Abstract

One of the main faults that may happen in electrohydrostatic systems is the actuator internal leakage that occurs due to wearing in the piston seal. This paper focuses on detecting the internal leakage using multiscale analysis of experimental data measured from an electrohydrostatic actuator (EHA) test rig. Multiscale techniques are the strong tools in analysis of time series, as they are able to extract more useful information about dynamical systems as compared with single-scale methods. In this paper, several multiscale measures are obtained from the actuator pressure signal of an EHA testbed in both healthy and faulty operating modes. The measures are correlation fractal dimension, variance fractal dimension, maximal Lyapunov exponent, average value of correlation entropy, and wavelet detailed and approximation coefficients.

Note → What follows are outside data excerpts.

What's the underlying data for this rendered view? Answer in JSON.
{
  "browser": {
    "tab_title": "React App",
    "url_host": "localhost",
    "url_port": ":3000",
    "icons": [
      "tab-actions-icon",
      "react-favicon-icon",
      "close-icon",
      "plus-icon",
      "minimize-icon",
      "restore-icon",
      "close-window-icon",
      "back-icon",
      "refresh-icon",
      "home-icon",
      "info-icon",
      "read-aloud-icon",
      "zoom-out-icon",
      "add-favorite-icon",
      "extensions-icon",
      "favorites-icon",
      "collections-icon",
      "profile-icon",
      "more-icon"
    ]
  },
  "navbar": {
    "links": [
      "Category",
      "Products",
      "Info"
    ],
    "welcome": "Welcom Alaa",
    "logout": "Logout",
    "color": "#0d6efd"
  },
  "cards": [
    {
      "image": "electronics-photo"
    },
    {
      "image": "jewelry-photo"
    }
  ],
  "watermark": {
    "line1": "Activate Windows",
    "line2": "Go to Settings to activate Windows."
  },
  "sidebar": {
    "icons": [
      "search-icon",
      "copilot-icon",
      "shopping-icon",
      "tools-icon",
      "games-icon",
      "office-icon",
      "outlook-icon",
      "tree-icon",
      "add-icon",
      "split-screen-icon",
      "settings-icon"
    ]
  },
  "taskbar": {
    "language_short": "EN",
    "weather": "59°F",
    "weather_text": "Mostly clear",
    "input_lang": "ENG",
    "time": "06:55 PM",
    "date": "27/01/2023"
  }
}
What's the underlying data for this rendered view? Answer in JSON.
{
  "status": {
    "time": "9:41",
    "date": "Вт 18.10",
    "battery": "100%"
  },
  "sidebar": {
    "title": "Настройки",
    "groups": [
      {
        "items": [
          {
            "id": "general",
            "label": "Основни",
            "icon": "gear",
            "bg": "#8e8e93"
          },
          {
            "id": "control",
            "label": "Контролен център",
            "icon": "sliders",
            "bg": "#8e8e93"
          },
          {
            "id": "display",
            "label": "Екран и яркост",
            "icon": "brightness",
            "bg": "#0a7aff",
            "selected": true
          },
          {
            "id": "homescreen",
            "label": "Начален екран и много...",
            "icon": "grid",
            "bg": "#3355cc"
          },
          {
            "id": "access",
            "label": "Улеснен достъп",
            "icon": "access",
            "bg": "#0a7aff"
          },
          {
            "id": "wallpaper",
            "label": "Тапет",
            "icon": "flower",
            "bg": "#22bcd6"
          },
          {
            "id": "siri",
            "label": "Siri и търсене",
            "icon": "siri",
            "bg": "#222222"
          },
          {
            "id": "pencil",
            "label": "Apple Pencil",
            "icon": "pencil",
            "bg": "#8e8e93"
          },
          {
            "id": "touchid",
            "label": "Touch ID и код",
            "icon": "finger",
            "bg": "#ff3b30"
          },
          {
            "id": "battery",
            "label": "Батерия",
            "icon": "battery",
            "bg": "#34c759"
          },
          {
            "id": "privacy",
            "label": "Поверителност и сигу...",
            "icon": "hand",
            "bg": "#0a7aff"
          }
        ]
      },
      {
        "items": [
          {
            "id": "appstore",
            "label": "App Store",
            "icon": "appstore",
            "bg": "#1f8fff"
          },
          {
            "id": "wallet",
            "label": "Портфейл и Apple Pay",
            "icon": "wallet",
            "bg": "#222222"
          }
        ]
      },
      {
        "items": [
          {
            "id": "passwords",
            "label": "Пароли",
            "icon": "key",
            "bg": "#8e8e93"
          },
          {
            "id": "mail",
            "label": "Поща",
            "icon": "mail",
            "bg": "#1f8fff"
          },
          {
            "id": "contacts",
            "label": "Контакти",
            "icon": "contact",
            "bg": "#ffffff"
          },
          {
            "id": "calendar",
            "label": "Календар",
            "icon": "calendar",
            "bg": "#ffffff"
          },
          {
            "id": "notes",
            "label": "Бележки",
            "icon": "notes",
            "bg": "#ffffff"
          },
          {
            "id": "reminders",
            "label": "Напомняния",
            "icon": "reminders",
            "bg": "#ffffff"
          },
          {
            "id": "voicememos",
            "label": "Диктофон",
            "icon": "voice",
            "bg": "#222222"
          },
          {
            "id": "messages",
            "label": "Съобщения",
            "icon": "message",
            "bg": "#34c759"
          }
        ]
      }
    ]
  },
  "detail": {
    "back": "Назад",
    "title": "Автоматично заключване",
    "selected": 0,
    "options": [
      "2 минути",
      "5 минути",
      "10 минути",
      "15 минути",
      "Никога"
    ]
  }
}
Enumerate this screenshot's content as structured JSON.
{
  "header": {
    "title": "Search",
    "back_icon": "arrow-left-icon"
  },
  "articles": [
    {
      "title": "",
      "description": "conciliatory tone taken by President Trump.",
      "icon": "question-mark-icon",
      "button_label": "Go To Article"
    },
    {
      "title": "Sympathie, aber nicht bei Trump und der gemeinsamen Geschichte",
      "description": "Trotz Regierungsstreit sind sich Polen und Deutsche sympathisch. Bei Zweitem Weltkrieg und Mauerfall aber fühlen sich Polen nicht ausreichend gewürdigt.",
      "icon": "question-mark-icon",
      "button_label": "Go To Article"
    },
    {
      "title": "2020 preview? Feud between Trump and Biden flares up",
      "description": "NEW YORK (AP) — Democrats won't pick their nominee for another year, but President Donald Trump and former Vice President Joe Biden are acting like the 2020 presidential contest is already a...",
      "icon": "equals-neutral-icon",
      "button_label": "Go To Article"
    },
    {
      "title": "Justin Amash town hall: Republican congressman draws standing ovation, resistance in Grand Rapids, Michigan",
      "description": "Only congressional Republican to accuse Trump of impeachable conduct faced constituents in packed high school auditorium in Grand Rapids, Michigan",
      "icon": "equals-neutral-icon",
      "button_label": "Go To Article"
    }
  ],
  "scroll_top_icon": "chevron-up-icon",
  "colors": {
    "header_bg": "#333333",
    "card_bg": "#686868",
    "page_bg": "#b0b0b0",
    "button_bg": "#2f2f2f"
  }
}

Sensitivity of each measure to the effect of the internal leakage is quantified by calculating the percentage of change of faulty measures with respect to those of the healthy operating mode. The percentage of change in the mean value of correlation entropy and level five wavelet detailed coefficient indicated that these two measures are appropriate indicators to detect different levels of actuator internal leakage in EHA systems. In contrast, the correlation fractal dimension, the variance fractal dimension, and maximal Lyapunov exponent did not exhibit reliable sensitivities to the internal leakage.